Before I read it I felt like I had some idea of what to expect, a story of how difficult it is to live up to your father's expectations, how awful life with a difficult father who is somehow abusive can be. I was attracted to this book for personal reasons.
When the story begins at Oulton Park as Blake and his sister hide with embarrassment as their father bluffs and bullies his way into the best enclosure without queuing appropriately or paying appropriately, I thought this was very much the story I would read.
As it goes on, Arthur Morrison is revealed to be bluff, bombastic, something of a philanderer, and unable to stop interfering in his adult children's lives, but these really are his only crimes. He is very much a man of his time, a 1970's Yorkshireman, and nothing more despicable or insidious than that.
In the great scheme of things when they handed out fathers, Blake Morrison seems quite lucky comparatively, it seems that the worst thing his father ever did was embarrass him in front of Julian Barnes and Salman Rushdie. There are a great many people who would yearn to swap their patriarchal recollections for such a first world, privileged accusation to launch against their father. Middle class naval gazing and whinging spring to mind.
It is also clear from the prose that Blake, though often embarrassed and exasperated loved his father and his father loved him, which makes some authorial decision making all the more baffling.
Blake Morrison uses his memoir to launch what seems like a vengeful attack on the man's memory. An intensely private individual, Arthur Morrison clearly relished that he was a local GP and pillar of the community. He was memorialised posthumously with first a sundial and then a bench.
He desperately hid both his pacemaker and then his cancer from his friends and acquaintances wanting to preserve public opinion of him at all costs, refusing at one point to even allow his son in law to visit.

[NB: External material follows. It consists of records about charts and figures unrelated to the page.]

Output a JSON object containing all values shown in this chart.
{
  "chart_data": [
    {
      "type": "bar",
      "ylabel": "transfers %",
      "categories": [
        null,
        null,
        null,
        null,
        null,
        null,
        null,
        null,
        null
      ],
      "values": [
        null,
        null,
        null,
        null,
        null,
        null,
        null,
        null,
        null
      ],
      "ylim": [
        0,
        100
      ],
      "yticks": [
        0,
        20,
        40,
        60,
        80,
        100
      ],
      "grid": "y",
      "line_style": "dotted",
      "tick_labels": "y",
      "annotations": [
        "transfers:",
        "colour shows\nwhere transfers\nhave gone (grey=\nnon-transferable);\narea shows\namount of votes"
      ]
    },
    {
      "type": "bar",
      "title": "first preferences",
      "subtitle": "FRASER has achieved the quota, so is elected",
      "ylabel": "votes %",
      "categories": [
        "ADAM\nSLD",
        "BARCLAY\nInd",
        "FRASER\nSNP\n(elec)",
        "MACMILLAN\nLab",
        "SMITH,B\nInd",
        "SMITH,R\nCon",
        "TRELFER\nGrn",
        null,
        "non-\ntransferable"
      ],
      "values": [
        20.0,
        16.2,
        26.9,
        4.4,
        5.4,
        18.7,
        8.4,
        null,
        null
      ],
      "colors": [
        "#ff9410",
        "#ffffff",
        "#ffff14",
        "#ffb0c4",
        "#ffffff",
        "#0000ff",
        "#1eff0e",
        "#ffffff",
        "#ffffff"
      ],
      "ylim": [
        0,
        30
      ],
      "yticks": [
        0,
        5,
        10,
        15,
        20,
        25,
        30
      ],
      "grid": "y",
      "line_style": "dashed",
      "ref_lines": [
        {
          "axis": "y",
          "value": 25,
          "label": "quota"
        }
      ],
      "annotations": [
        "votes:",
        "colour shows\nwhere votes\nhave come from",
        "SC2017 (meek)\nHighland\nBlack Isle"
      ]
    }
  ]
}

In this book, Blake Morrison takes his fathers dignity and not just strips it away but destroys it. He speaks of his "shrivelled penis" and changing his dirty nappy. He tells the world of his long standing affair with his mother's friend and the fact that he believes her daughter is his half sister. Whatever reputation Dr Morrison had, it was I am certain in tatters amongst those of his community who read it and a source of great gossip and scandal.
More telling than that, despite proudly displaying all his books in her home, his mother hides this one in her wardrobe, doubtless knowing how heartbroken and devastated her husband would have been by it. His mistress is more plucky and politely but firmly tells Blake that the particulars of their lengthy relationship are none of his damn business actually.
Blake speaks of how he wrote this piece in blind grief following his fathers death, and perhaps he would have done well to put it away and come back to it when he had calmed down emotionally. Writing something based on heightened emotional feeling and living to regret it is a sin, many, including myself are guilty of but most cannot boast of doing it so very publicly, and it is extremely hard to see precisely what Arthur did to Blake to warrant what actively feels like a vindictive and spiteful revenge.